A demissão do ministro da Defesa de Dilma lembra um seriado da TV e uma música chatinha da década de 1980. O problema é que ninguém está autorizado a ser descortês com a desculpa de ser verdadeiro, por mais que acredite ser digno de fé
Na televisão, um personagem interpretado por Luiz Fernando Guimarães armava confusões ao contar a verdade — ou pelo menos o que achava ser a verdade. Era inconveniente, deselegante. Falava o que pensava, sem meias-palavras ou arrependimentos. Os episódios, que foram ao ar há dois ou três anos, eram marcados por uma música chatinha de Lulu Santos da década de 1980.
A letra da canção dizia mais ou menos o seguinte: “Você não pode me odiar, só porque eu falei a verdade”. Com a desculpa de ser sincero, Salgado, o personagem de Guimarães, fazia comentários desabonadores sobre o peso de mulheres, reclamava de amigos e colegas de trabalho. É inevitável não relacionar Salgado com o episódio da demissão de Nelson Jobim do Ministério da Defesa.
Ninguém está autorizado a ser descortês com a desculpa de ser sincero, por mais que acredite que está a dizer verdades. Em defesa de Jobim, sem trocadilhos, o ex-integrante do governo Dilma Rousseff não saiu por aí a atacar rotineiramente com sinceridades colegas de Esplanada — não todos os dias, como o personagem da TV. Foi mais vaidoso do que descortês. Vamos aos fatos, pois.
Três atos cometidos por Jobim desagradaram a presidente Dilma. Primeiro, a declaração do comandante durante discurso na solenidade em homenagem aos 80 anos do ex-presidente Fernando Henrique Cardoso, em 29 de junho. “Nelson Rodrigues dizia que, no tempo dele, os idiotas entravam na sala, ficavam quietos num canto ouvindo todo mundo falar e depois iam embora. Mas hoje, Fernando, os idiotas perderam a modéstia.”
“Os idiotas”
Ao chamar alguém de idiota, o autor da ofensa coloca-se à parte. Não é ele, no caso Jobim, que carece de inteligência. Estúpido, ignorante ou tolo são os outros, não ele. Ao dizer que eles “perderam a modéstia”, o ex-ministro deu a senha. Ele, o inteligente, não precisa de modéstia. Os idiotas, sim, devem continuar quietos, no canto da sala, como no tempo do escritor Nelson Rodrigues.
No início alguém pensou que Jobim referia-se a petistas. Nada, ele falava de jornalistas, pelo menos foi o que disse a Dilma. Desculpas aceitas, o nosso ex-ministro-fardado resolveu dar uma entrevista a um portal da internet, em 26 de julho. Ali admitiu que votou em José Serra nas eleições do ano passado, quando o tucano disputou a eleição com Dilma. Para Jobim, não foi provocação, mas sinceridade.
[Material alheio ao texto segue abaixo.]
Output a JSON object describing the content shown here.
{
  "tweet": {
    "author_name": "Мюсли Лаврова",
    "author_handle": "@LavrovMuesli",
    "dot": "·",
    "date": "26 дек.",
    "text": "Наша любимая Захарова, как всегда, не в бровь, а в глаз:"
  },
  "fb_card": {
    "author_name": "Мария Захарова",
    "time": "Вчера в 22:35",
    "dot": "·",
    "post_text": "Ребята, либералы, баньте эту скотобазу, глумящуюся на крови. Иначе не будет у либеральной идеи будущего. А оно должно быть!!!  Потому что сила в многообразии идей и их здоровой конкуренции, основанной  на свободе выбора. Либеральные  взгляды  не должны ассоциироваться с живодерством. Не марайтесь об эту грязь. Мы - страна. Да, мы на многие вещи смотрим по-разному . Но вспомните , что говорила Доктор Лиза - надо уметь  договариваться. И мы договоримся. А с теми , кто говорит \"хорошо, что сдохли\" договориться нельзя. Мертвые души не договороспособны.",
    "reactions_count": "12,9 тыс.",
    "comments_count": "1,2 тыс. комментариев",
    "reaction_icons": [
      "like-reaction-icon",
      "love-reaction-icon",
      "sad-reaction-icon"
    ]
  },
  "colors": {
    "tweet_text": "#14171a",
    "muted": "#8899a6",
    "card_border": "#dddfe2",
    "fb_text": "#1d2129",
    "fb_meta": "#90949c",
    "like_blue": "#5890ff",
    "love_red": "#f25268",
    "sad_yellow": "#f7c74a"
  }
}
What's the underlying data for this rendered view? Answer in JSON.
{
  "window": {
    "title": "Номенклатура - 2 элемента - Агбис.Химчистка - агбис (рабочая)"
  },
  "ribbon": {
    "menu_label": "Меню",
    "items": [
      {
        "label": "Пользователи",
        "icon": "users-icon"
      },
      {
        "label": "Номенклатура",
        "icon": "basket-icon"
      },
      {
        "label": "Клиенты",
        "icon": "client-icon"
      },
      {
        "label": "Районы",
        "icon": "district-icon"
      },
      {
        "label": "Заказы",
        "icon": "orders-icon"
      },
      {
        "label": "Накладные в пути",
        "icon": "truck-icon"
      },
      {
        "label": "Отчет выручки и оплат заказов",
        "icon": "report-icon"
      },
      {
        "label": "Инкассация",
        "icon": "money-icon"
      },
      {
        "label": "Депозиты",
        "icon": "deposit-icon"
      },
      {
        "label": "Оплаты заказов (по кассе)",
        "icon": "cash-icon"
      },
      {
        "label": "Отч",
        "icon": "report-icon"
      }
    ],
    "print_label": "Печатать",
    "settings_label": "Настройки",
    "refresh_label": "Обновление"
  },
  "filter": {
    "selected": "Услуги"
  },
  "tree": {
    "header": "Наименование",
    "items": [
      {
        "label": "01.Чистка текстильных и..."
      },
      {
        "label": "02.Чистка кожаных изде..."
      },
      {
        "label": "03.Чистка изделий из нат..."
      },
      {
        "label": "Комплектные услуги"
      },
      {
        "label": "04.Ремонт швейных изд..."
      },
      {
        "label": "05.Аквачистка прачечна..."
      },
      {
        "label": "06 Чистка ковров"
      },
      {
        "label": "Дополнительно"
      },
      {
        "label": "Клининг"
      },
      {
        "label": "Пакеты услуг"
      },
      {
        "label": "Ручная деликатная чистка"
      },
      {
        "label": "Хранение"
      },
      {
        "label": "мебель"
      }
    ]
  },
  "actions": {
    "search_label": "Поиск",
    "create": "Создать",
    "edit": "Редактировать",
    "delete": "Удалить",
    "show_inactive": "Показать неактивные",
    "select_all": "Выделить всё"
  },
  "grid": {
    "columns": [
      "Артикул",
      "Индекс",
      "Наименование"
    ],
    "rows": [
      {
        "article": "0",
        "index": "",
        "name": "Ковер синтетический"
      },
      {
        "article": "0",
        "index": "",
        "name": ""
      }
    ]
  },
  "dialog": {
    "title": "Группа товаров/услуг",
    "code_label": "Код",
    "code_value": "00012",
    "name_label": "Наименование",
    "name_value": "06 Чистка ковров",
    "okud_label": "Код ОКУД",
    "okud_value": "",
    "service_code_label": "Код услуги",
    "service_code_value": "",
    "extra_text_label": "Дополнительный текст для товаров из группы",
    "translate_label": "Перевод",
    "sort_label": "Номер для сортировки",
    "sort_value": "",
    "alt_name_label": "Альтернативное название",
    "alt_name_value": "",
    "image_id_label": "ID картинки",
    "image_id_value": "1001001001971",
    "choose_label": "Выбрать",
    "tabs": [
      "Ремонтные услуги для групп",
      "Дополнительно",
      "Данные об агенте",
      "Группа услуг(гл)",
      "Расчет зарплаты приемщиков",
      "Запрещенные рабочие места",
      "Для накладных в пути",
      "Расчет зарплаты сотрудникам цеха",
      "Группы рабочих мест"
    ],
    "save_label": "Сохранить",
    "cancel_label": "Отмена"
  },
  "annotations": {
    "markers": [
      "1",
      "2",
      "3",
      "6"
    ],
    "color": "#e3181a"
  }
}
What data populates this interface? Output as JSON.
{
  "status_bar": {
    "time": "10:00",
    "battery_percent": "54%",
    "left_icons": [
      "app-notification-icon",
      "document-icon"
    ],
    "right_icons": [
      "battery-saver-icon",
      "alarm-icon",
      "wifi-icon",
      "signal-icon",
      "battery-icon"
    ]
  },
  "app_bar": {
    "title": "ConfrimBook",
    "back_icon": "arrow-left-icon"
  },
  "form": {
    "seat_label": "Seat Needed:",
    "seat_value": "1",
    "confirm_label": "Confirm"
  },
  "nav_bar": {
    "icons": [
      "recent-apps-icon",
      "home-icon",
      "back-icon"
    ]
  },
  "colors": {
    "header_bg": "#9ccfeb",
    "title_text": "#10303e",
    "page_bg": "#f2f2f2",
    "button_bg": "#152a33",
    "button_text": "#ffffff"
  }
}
Mais uma vez Jobim escapava da degola de Dilma, para alegria e alívio dos assessores. Estava, assim, tudo certo. O que não se esperava era que um comentário feito por Jobim no mesmo dia das comemorações do aniversário de Fernando Henrique — e acompanhado por uma repórter da revista Piauí — fosse desabar sobre a cabeça do ministro da Defesa. Aí não teve mais jeito.
No meio de uma discussão sobre a liberação de documentos sigilosos, Jobim deixou escapar que Ideli Salvatti, ministra de Relações Institucionais, era “fraquinha” e Gleisi Hoffmann, da Casa Civil, não conhecia Brasília. Como a revista é mensal, talvez nem o próprio Jobim se lembrasse do comentário. Com o anúncio da chegada da edição às bancas, a frase acabou destacada no meio do perfil jornalístico.
Isolado, o comentário poderia até passar — o ministro não cairia. Mas, na sequência de frases pouco felizes, Jobim acabou na chuva, sem uniforme militar. Até então ele se apoiava na imagem de comando que tinha sobre os militares subordinados. Desde o primeiro momento, Dilma queria Jobim fora. Aturou-o por pedido do ex-presidente Luiz Inácio Lula da Silva. Agora terá um ministro mais comedido, um diplomata, que sabe quando e deve expressar alguma opinião, por mais que possa ser sincera. Resta saber se Celso Amorim conseguirá agradar os militares. Sem criar mais problemas para Dilma.
Oposição
É oportuno e divertido o convite dos tucanos para que Jobim entre no partido. Se o camarada tem a capacidade de desagradar tanto a presidente, é razoável que a oposição o aprove.